O 16º evento, as Paraolimpíadas de Tóquio, começará em 24 de agosto e terminará em 5 de setembro, após as Olimpíadas de Tóquio.

Ambos os eventos tiveram que ser adiados por um ano devido à pandemia em curso.

Os Jogos Paraolímpicos, inicialmente conhecidos como Jogos do Diabo de Stokeman, foram os Jogos Olímpicos de Londres de 1948, onde um pequeno grupo de militares feridos e mulheres com arco e flecha em cadeira de rodas para responder a militares feridos como resultado da Segunda Guerra Mundial. Foi planejado durante a I Guerra Mundial. participou da competição.

A relação entre as Paraolimpíadas e as Olimpíadas foi anunciada oficialmente em Roma em 1960, e as primeiras Paraolimpíadas oficialmente nomeadas foram lançadas.

A versão de inverno foi inventada em 1976, e os Jogos Paraolímpicos gradualmente pretendiam estar em pé de igualdade com as Olimpíadas principais. As Olimpíadas de Seul em 1988 foram a primeira competição em que ambos os eventos dividiram um local na mesma cidade.
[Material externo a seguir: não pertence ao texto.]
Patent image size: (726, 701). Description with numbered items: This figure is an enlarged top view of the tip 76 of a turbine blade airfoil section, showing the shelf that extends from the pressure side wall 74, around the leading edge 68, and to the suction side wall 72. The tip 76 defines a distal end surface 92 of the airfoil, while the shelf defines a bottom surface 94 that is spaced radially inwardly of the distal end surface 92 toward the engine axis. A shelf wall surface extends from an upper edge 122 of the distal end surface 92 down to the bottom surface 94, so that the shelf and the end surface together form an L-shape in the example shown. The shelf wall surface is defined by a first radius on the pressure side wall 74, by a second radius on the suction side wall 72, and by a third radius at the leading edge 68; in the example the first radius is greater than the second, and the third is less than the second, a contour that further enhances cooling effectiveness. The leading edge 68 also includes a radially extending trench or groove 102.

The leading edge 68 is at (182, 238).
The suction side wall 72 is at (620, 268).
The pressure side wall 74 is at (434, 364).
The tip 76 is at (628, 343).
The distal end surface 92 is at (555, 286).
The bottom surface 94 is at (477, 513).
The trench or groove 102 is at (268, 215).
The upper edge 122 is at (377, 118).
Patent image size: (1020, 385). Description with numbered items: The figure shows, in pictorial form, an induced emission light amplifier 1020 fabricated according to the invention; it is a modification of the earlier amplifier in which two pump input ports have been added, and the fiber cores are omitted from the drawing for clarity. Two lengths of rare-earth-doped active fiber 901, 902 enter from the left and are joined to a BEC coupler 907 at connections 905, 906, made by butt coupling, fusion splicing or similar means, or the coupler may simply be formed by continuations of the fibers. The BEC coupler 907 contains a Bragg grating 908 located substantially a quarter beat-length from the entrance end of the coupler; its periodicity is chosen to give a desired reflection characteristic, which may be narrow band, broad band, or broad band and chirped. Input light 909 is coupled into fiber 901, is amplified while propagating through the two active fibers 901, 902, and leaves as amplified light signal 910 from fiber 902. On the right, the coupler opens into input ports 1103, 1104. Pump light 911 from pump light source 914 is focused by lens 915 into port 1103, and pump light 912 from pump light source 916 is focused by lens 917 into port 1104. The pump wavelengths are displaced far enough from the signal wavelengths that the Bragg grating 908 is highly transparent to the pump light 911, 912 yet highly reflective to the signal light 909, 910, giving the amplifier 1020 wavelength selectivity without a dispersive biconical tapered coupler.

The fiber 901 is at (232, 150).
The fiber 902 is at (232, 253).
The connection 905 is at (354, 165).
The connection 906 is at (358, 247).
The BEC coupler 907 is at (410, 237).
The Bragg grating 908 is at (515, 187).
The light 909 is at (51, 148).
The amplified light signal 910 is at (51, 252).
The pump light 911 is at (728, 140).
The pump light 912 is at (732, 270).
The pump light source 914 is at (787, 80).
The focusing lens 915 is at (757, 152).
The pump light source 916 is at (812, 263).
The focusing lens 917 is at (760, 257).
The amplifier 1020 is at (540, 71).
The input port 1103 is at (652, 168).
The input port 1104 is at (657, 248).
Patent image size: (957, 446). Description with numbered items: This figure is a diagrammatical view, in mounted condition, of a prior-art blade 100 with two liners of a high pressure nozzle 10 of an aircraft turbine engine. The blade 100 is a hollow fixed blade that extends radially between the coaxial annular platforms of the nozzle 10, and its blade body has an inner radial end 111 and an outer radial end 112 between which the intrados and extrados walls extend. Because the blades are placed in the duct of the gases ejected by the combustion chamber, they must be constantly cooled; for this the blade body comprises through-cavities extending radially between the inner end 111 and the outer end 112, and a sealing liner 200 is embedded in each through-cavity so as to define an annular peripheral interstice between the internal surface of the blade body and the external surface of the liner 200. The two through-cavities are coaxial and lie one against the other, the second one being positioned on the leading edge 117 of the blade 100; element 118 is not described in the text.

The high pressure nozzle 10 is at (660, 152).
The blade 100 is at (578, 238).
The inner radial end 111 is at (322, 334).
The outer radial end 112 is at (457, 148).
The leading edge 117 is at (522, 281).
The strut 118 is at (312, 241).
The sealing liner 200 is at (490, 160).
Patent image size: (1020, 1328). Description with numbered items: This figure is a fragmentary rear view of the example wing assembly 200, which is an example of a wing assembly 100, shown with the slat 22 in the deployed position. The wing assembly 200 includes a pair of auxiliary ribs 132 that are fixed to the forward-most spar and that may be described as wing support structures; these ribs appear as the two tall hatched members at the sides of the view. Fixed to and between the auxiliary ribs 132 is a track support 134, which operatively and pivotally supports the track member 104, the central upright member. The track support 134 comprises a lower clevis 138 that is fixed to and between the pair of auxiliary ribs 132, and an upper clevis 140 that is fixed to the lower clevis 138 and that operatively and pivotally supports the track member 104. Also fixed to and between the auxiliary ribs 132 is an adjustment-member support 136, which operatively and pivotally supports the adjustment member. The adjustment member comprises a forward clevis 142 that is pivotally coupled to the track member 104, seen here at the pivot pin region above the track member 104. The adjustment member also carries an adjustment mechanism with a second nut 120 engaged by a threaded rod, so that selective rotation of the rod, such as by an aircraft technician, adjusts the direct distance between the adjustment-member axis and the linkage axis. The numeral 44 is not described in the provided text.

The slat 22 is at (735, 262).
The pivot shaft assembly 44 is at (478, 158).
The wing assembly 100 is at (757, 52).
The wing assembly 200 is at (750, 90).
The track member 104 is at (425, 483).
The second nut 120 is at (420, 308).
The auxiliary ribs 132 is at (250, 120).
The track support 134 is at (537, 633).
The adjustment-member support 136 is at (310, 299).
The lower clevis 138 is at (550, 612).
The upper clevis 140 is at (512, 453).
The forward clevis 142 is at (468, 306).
A cidade que recebe o jogo também concorre para os dois eventos em pacote, cada um com uma cerimônia de abertura e de encerramento. Quanto ao que é oferecido aos atletas de elite, as Paraolimpíadas são, em alguns aspectos, ainda maiores do que as Olimpíadas, oferecendo cerca de 200 medalhas de ouro.

Fazer parte de uma marca esportiva tão importante tornou possível para os Jogos Paralímpicos oferecer aos atletas com deficiência a cobiçada plataforma para mostrar seus mais altos níveis de talento.

Os Jogos Paraolímpicos também atuam como âncoras para o setor esportivo mais amplo, parte de um vasto ecossistema formal e informal de organizações de base para recrutar e treinar atletas que estarão ativos anos antes de cada ciclo paraolímpico. Apoiamos as várias organizações esportivas que se formam.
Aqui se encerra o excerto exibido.